Le 21 février, Alain Altinoglu a dirigé l’orchestre dans deux autres œuvres de Mozart, l’une de jeunesse, l’autre de maturité. Les musiciens se tiennent sur la scène à bonne distance, tous masqués de noir, sauf le chef, les solistes et, bien entendu, les instrumentistes à vent. La captation met bien en valeur le jeu impeccable de tenue et de maîtrise de Matteo Del Monte, flûte solo depuis 2018, et d’Agnès Clément, harpe solo depuis 2013, dans le Concerto pour flûte et harpe (1778). La finesse du cantabile et la précision du dialogue distinguent leur prestation, tandis que le directeur musical veille à la justesse de l’expression et de la rigueur de la mise en place, sans précipitation. Le duo bénéficie ainsi d’un accompagnement orchestral clair et équilibré.

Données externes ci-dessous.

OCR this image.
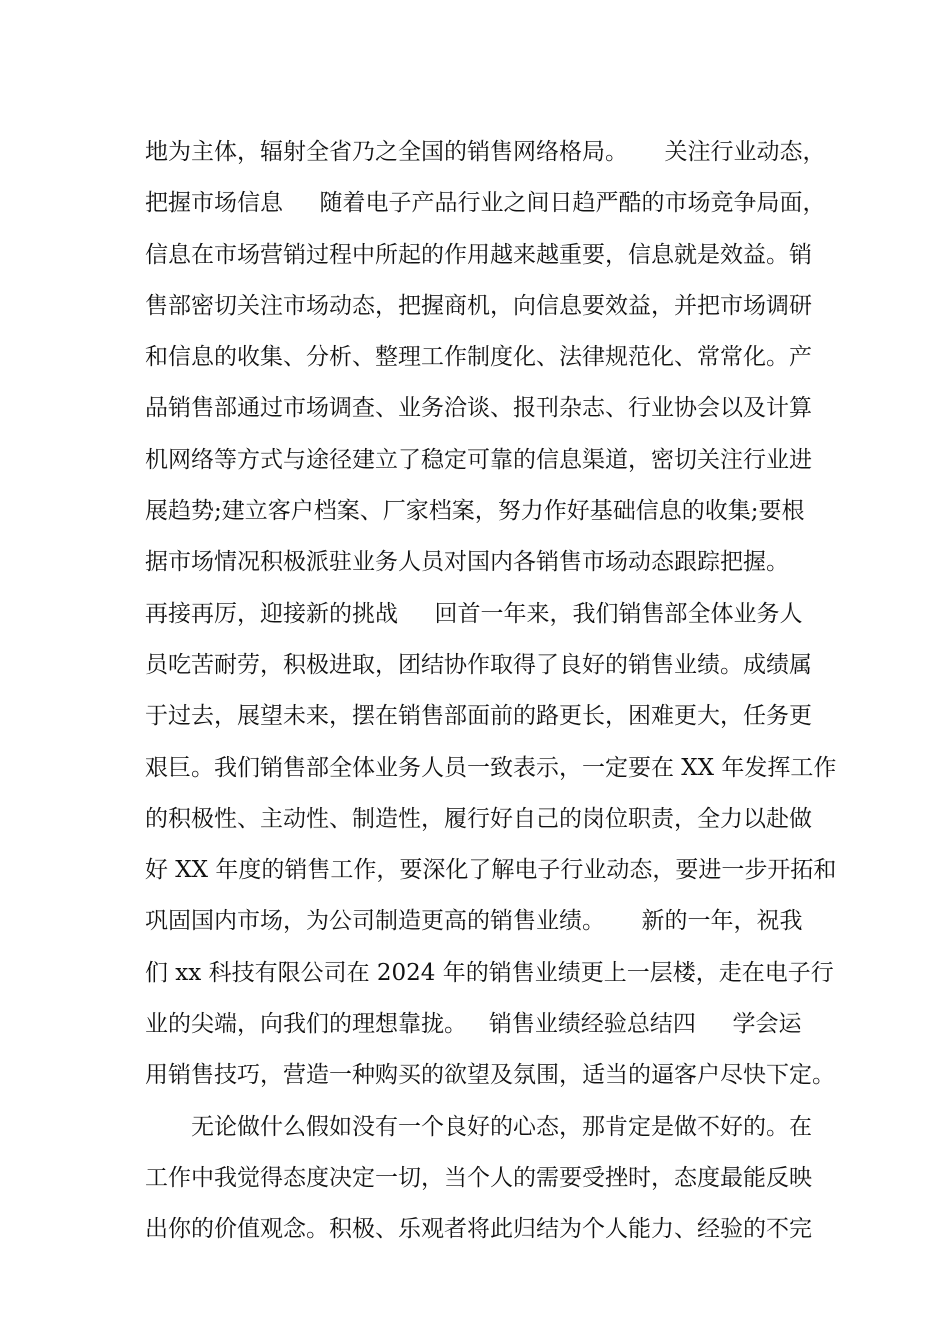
地为主体，辐射全省乃之全国的销售网络格局。     关注行业动态，
把握市场信息     随着电子产品行业之间日趋严酷的市场竞争局面，
信息在市场营销过程中所起的作用越来越重要，信息就是效益。销
售部密切关注市场动态，把握商机，向信息要效益，并把市场调研
和信息的收集、分析、整理工作制度化、法律规范化、常常化。产
品销售部通过市场调查、业务洽谈、报刊杂志、行业协会以及计算
机网络等方式与途径建立了稳定可靠的信息渠道，密切关注行业进
展趋势;建立客户档案、厂家档案，努力作好基础信息的收集;要根
据市场情况积极派驻业务人员对国内各销售市场动态跟踪把握。
再接再厉，迎接新的挑战     回首一年来，我们销售部全体业务人
员吃苦耐劳，积极进取，团结协作取得了良好的销售业绩。成绩属
于过去，展望未来，摆在销售部面前的路更长，困难更大，任务更
艰巨。我们销售部全体业务人员一致表示，一定要在 XX 年发挥工作
的积极性、主动性、制造性，履行好自己的岗位职责，全力以赴做
好 XX 年度的销售工作，要深化了解电子行业动态，要进一步开拓和
巩固国内市场，为公司制造更高的销售业绩。     新的一年，祝我
们 xx 科技有限公司在 2024 年的销售业绩更上一层楼，走在电子行
业的尖端，向我们的理想靠拢。   销售业绩经验总结四     学会运
用销售技巧，营造一种购买的欲望及氛围，适当的逼客户尽快下定。
　　无论做什么假如没有一个良好的心态，那肯定是做不好的。在
工作中我觉得态度决定一切，当个人的需要受挫时，态度最能反映
出你的价值观念。积极、乐观者将此归结为个人能力、经验的不完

L’interprétation de la Trente-neuvième Symphonie (1788) se révèle tout aussi aboutie. Cet orchestre affiche une forte cohésion, développe de belles sonorités et anime cette musique avec ce qu’il faut d’élégance et de vigueur. Les quatre mouvements, en particuliers les plus rapides, se caractérisent par une certaine fermeté dans les accents et une grande netteté d’articulation, notamment lors des échanges entre les instruments à vent. Les tenants des pratiques historiquement informées risquent de trouver cette approche passéiste, mais le caractère traditionnel et, en fin de compte, indémodable, de cette exécution travaillée dans les détails ne manque pas de convaincre. Le chef ne s’autorise vraiment aucun ralentissement, ni le moindre relâchement.

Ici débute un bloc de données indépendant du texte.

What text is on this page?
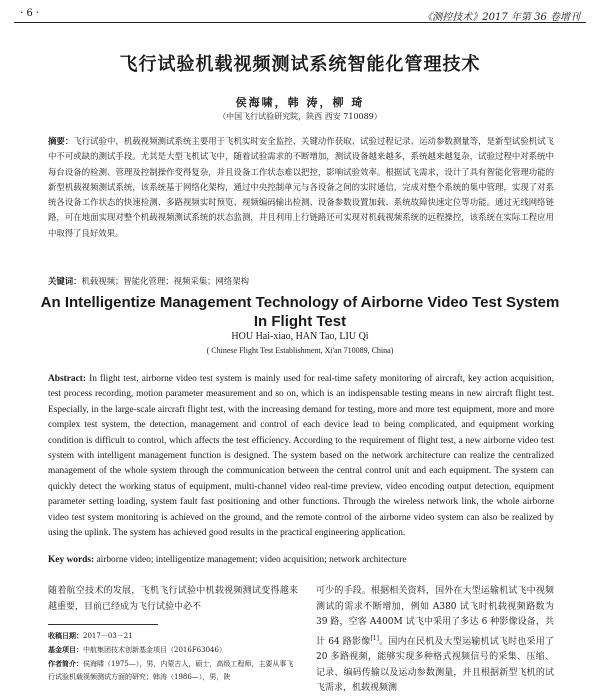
· 6 ·	《测控技术》2017 年第 36 卷增刊
飞行试验机载视频测试系统智能化管理技术
侯海啸，韩 涛，柳 琦
（中国飞行试验研究院，陕西 西安 710089）
摘要：飞行试验中，机载视频测试系统主要用于飞机实时安全监控、关键动作获取、试验过程记录、运动参数测量等，是新型试验机试飞中不可或缺的测试手段。尤其是大型飞机试飞中，随着试验需求的不断增加，测试设备越来越多，系统越来越复杂，试验过程中对系统中每台设备的检测、管理及控制操作变得复杂，并且设备工作状态难以把控，影响试验效率。根据试飞需求，设计了具有智能化管理功能的新型机载视频测试系统，该系统基于网络化架构，通过中央控制单元与各设备之间的实时通信，完成对整个系统的集中管理，实现了对系统各设备工作状态的快速检测、多路视频实时预览、视频编码输出检测、设备参数设置加载、系统故障快速定位等功能。通过无线网络链路，可在地面实现对整个机载视频测试系统的状态监测，并且利用上行链路还可实现对机载视频系统的远程操控，该系统在实际工程应用中取得了良好效果。
关键词：机载视频；智能化管理；视频采集；网络架构
An Intelligentize Management Technology of Airborne Video Test System In Flight Test
HOU Hai-xiao, HAN Tao, LIU Qi
( Chinese Flight Test Establishment, Xi'an 710089, China)
Abstract: In flight test, airborne video test system is mainly used for real-time safety monitoring of aircraft, key action acquisition, test process recording, motion parameter measurement and so on, which is an indispensable testing means in new aircraft flight test. Especially, in the large-scale aircraft flight test, with the increasing demand for testing, more and more test equipment, more and more complex test system, the detection, management and control of each device lead to being complicated, and equipment working condition is difficult to control, which affects the test efficiency. According to the requirement of flight test, a new airborne video test system with intelligent management function is designed. The system based on the network architecture can realize the centralized management of the whole system through the communication between the central control unit and each equipment. The system can quickly detect the working status of equipment, multi-channel video real-time preview, video encoding output detection, equipment parameter setting loading, system fault fast positioning and other functions. Through the wireless network link, the whole airborne video test system monitoring is achieved on the ground, and the remote control of the airborne video system can also be realized by using the uplink. The system has achieved good results in the practical engineering application.
Key words: airborne video; intelligentize management; video acquisition; network architecture
随着航空技术的发展，飞机飞行试验中机载视频测试变得越来越重要，目前已经成为飞行试验中必不
收稿日期：2017－03－21
基金项目：中航集团技术创新基金项目（2016F63046）
作者简介：侯海啸（1975—），男，内蒙古人，硕士，高级工程师，主要从事飞行试验机载视频测试方面的研究；韩涛（1986—），男，陕
可少的手段。根据相关资料，国外在大型运输机试飞中视频测试的需求不断增加，例如 A380 试飞时机载视频路数为 39 路，空客 A400M 试飞中采用了多达 6 种影像设备，共计 64 路影像[1]。国内在民机及大型运输机试飞时也采用了 20 多路视频，能够实现多种格式视频信号的采集、压缩、记录、编码传输以及运动参数测量，并且根据新型飞机的试飞需求，机载视频测
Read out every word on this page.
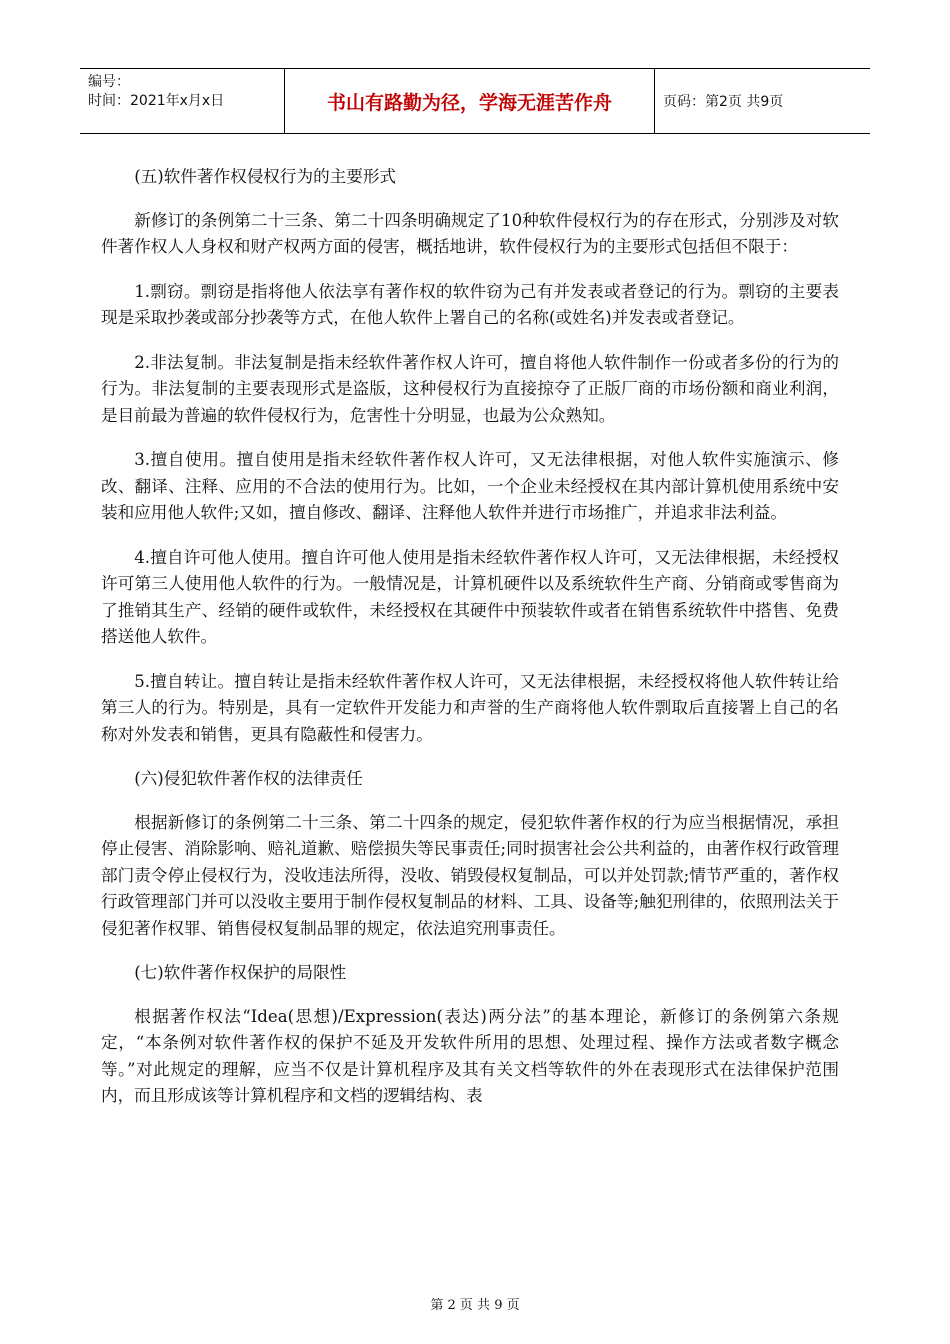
编号：
时间：2021年x月x日	书山有路勤为径，学海无涯苦作舟	页码：第2页 共9页

(五)软件著作权侵权行为的主要形式

新修订的条例第二十三条、第二十四条明确规定了10种软件侵权行为的存在形式，分别涉及对软件著作权人人身权和财产权两方面的侵害，概括地讲，软件侵权行为的主要形式包括但不限于：

1.剽窃。剽窃是指将他人依法享有著作权的软件窃为己有并发表或者登记的行为。剽窃的主要表现是采取抄袭或部分抄袭等方式，在他人软件上署自己的名称(或姓名)并发表或者登记。

2.非法复制。非法复制是指未经软件著作权人许可，擅自将他人软件制作一份或者多份的行为的行为。非法复制的主要表现形式是盗版，这种侵权行为直接掠夺了正版厂商的市场份额和商业利润，是目前最为普遍的软件侵权行为，危害性十分明显，也最为公众熟知。

3.擅自使用。擅自使用是指未经软件著作权人许可，又无法律根据，对他人软件实施演示、修改、翻译、注释、应用的不合法的使用行为。比如，一个企业未经授权在其内部计算机使用系统中安装和应用他人软件;又如，擅自修改、翻译、注释他人软件并进行市场推广，并追求非法利益。

4.擅自许可他人使用。擅自许可他人使用是指未经软件著作权人许可，又无法律根据，未经授权许可第三人使用他人软件的行为。一般情况是，计算机硬件以及系统软件生产商、分销商或零售商为了推销其生产、经销的硬件或软件，未经授权在其硬件中预装软件或者在销售系统软件中搭售、免费搭送他人软件。

5.擅自转让。擅自转让是指未经软件著作权人许可，又无法律根据，未经授权将他人软件转让给第三人的行为。特别是，具有一定软件开发能力和声誉的生产商将他人软件剽取后直接署上自己的名称对外发表和销售，更具有隐蔽性和侵害力。

(六)侵犯软件著作权的法律责任

根据新修订的条例第二十三条、第二十四条的规定，侵犯软件著作权的行为应当根据情况，承担停止侵害、消除影响、赔礼道歉、赔偿损失等民事责任;同时损害社会公共利益的，由著作权行政管理部门责令停止侵权行为，没收违法所得，没收、销毁侵权复制品，可以并处罚款;情节严重的，著作权行政管理部门并可以没收主要用于制作侵权复制品的材料、工具、设备等;触犯刑律的，依照刑法关于侵犯著作权罪、销售侵权复制品罪的规定，依法追究刑事责任。

(七)软件著作权保护的局限性

根据著作权法“Idea(思想)/Expression(表达)两分法”的基本理论，新修订的条例第六条规定，“本条例对软件著作权的保护不延及开发软件所用的思想、处理过程、操作方法或者数字概念等。”对此规定的理解，应当不仅是计算机程序及其有关文档等软件的外在表现形式在法律保护范围内，而且形成该等计算机程序和文档的逻辑结构、表

第 2 页 共 9 页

Le format de ces capsules vidéo est idéal, tant il semble illusoire de vouloir conserver constamment l’attention pendant une longue période avec ce mode de diffusion. Le site de la Monnaie fournit également les biographies des interprètes, ainsi que les notes, avec le même niveau d’exigence qu’une production en présence du public. Il faut souligner également la haute définition du son et de l’image, ce qui rend l’écoute et la vision vraiment plaisants. Toutefois, malgré l’intérêt du projet et le soin apporté à sa réalisation, un sentiment de frustration, voire d’amertume, domine. Ne considérons jamais cette tentative engagée de rester visible et de se faire entendre comme la norme, à l’instar d’autres aspects de notre quotidien, désormais régenté depuis bientôt un an. Vivement le retour au théâtre et à la vraie vie!